Strategy7 min read

How to Prepare for a Technical Interview

A complete guide to preparing for a technical interview in 2026 — coding rounds, system design, behavioral, and the week-of checklist that ties it together.

The Talorr Team
Isometric illustration of a technical interview prep desk with a laptop, whiteboard flow diagram and a checklist

A technical interview is rarely one thing. By the time you reach an on-site or final loop, you're being tested on coding, problem communication, sometimes system design, and always behavioral fit. Preparing for only the coding part is the most common way strong engineers still get passed over. Studying only algorithms for a full loop is like training for a triathlon by getting really, really good at the bike. Here's how to cover the whole thing.

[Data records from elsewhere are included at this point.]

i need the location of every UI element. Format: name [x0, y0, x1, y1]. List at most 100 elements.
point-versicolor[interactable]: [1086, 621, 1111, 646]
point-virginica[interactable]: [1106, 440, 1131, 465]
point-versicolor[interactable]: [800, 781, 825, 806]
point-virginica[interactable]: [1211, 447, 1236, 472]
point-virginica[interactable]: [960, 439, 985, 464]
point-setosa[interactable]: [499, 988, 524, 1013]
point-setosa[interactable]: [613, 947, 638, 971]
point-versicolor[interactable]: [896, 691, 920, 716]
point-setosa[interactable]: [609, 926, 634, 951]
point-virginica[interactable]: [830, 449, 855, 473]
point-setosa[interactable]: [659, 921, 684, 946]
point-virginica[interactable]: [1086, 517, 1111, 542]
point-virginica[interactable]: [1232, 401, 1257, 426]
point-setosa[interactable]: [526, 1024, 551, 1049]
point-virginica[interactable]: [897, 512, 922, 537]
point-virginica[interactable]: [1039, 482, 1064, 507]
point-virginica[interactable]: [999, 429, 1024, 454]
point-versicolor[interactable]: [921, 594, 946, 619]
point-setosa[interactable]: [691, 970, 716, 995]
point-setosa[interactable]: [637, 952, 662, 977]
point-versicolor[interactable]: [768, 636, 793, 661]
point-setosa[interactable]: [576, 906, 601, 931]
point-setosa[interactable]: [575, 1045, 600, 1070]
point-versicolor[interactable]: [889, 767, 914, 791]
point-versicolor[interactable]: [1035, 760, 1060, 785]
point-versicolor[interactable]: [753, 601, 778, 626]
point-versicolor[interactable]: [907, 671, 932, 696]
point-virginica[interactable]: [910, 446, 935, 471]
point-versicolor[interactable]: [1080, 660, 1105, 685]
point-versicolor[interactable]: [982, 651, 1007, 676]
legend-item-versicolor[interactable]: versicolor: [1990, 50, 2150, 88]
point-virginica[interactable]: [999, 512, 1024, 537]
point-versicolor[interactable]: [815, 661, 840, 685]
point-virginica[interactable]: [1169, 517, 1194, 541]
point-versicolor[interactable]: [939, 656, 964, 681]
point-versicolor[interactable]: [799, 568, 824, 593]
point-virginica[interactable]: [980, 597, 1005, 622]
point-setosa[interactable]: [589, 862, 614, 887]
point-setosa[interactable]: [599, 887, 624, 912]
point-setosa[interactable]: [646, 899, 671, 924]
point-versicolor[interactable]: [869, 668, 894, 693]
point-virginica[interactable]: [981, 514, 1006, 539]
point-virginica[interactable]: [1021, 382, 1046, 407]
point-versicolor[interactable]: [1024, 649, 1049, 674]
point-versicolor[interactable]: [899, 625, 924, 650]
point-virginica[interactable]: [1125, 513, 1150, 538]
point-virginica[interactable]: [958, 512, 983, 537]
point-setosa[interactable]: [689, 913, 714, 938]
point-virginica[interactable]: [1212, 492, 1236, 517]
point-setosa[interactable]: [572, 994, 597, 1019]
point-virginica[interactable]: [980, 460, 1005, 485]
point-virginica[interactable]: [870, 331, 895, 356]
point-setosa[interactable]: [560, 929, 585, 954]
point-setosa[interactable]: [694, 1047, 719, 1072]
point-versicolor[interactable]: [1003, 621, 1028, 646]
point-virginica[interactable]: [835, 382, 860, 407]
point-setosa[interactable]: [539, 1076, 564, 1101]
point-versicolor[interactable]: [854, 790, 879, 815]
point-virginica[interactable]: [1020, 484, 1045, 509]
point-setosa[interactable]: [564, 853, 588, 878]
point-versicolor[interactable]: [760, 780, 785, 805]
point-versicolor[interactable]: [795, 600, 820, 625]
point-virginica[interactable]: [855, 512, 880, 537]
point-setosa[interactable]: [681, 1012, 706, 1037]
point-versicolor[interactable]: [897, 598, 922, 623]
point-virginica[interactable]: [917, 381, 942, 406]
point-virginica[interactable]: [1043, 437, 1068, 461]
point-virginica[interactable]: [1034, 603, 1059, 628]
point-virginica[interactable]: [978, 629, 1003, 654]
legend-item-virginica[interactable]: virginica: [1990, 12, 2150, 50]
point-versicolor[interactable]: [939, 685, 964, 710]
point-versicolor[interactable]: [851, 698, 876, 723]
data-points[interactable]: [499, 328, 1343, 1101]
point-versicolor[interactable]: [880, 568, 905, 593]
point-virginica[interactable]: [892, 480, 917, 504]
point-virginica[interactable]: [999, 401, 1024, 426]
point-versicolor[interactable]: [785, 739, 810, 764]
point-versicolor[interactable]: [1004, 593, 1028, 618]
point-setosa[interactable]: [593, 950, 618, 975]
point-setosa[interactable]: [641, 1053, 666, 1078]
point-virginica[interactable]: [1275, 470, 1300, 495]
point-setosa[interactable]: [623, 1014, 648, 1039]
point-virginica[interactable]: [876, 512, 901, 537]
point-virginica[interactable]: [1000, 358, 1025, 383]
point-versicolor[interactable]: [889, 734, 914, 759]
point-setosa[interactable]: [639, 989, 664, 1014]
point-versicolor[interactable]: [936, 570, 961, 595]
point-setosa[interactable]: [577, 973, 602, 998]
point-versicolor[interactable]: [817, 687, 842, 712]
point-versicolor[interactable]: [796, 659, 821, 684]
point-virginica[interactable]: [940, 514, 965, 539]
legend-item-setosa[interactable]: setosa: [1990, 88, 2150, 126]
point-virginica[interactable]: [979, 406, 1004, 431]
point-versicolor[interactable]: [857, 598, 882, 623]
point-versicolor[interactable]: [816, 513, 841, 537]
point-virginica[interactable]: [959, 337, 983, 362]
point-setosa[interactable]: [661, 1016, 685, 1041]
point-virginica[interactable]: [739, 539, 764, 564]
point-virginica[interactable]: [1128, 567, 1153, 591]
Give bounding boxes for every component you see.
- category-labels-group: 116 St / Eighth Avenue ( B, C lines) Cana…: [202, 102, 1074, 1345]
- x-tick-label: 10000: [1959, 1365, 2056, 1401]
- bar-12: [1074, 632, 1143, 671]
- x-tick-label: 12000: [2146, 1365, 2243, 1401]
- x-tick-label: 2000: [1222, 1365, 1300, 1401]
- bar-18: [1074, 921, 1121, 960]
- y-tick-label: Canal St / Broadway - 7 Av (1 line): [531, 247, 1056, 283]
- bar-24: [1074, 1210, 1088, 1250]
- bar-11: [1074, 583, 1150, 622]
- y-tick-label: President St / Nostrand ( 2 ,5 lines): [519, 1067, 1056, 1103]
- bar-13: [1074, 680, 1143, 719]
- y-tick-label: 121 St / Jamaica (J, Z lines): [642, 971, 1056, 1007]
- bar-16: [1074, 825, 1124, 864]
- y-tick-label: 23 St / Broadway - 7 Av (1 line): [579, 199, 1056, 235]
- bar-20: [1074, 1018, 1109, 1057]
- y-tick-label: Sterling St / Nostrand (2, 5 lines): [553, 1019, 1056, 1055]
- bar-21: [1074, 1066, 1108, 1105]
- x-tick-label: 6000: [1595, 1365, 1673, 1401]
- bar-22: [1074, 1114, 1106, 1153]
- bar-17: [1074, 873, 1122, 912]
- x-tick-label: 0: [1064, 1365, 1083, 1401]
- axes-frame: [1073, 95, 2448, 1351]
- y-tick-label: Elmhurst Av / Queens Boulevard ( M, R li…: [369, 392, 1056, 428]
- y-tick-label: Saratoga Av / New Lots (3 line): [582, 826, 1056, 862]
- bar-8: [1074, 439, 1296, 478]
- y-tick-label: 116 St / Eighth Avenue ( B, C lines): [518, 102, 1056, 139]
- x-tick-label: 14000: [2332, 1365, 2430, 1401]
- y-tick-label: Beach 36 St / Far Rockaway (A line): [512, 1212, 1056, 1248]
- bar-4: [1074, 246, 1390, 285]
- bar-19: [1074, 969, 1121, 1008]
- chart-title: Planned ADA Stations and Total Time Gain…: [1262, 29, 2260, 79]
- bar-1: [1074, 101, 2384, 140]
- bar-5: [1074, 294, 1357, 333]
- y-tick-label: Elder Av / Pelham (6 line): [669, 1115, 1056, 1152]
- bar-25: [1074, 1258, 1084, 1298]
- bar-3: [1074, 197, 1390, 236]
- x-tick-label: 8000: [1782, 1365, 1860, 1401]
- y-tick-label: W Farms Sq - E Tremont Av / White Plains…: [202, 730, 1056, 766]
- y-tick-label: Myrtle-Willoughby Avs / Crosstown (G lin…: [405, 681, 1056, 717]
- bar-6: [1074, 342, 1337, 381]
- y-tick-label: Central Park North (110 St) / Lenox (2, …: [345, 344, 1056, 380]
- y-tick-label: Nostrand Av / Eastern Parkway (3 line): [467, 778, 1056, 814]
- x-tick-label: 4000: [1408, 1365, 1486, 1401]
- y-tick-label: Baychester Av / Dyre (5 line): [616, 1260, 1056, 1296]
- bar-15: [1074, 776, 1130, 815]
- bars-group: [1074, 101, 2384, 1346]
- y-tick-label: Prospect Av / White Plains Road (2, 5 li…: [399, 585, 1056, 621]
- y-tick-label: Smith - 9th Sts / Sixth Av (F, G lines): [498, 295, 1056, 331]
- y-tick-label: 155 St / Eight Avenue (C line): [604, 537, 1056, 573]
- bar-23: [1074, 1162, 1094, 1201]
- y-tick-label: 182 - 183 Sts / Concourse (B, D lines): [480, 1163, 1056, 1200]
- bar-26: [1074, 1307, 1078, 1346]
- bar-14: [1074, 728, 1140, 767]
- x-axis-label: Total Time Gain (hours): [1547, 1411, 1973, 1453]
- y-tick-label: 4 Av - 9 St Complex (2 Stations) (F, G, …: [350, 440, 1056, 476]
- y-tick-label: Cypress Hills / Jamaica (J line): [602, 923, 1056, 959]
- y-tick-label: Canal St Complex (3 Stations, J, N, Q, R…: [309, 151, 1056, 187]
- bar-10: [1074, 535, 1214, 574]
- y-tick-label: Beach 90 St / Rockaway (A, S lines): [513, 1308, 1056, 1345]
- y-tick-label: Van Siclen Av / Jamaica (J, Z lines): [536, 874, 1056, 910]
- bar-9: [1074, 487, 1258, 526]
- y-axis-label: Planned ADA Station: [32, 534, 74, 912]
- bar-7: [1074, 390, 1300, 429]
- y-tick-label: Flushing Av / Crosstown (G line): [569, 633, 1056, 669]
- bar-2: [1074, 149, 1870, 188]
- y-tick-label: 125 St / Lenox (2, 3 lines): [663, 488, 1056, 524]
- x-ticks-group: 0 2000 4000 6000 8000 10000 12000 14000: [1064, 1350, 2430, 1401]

Start by mapping the process

Before you study anything, find out the format. Most companies publish or will tell you the stages: a phone screen, one or more coding rounds, possibly a system design round for mid and senior roles, and a behavioral or hiring-manager conversation. Preparing blind wastes time; preparing for the actual loop is half the battle.

Coding rounds

Focus on patterns, not problem counts — arrays, hash maps, two pointers, trees, graphs, and dynamic programming cover the vast majority of questions. Our 8-week coding interview plan breaks this down week by week. Practise thinking aloud, stating your approach before coding, and testing against edge cases. Correct-but-silent loses to slightly-slower-but-clear surprisingly often.

System design (mid and senior)

You don't need to have built a global system; you need a structure. Practise the same skeleton every time: clarify requirements and scale, sketch the high-level components, go deep on one or two (data model, API, storage), then discuss trade-offs and bottlenecks. Interviewers grade your reasoning and communication, not a single correct architecture.

Behavioral round

This decides more offers than people expect. Prepare 6–8 STAR stories that cover the common behavioral questions — leadership, conflict, failure, and ambiguity — and rehearse them aloud. Have specific reasons for wanting this role and company, and bring sharp questions of your own; generic enthusiasm is obvious.

The week before

  1. Re-solve, don't binge. Revisit problems you previously missed instead of starting new ones.
  2. Do two or three full mock interviews, timed and out loud.
  3. Prepare your questions for the interviewer — three to five thoughtful ones.
  4. Check the logistics — your setup, editor, camera, and a quiet space for remote loops.

The day of

Sleep matters more than one extra problem. Re-read the job description, glance at your story bank, and arrive a few minutes early. During the interview, clarify before you code, narrate your thinking, and treat the interviewer as a collaborator, not an examiner.

Land the interview first

All of this assumes you're getting the interviews. If your resume isn't clearing the ATS and the recruiter screen, the prep never gets used. Talorr scores your resume against each job, surfaces the missing keywords, and tailors it to the role — and its Interview Prep then gets you ready for the loop with real coding problems and AI mock interviews. Land the interview, then walk in ready.

Frequently asked questions

How do I prepare for a technical interview in a week?
Map the interview format first, then prioritise: re-solve problems you previously missed rather than starting new ones, do two or three timed mock interviews out loud, refresh your STAR stories, and prepare questions for the interviewer. Don't cram new topics the night before.
What rounds are in a technical interview?
Most technical interviews include a phone screen, one or more coding rounds, often a system design round for mid and senior roles, and a behavioral or hiring-manager conversation. Confirm the exact format with your recruiter so you prepare for the right rounds.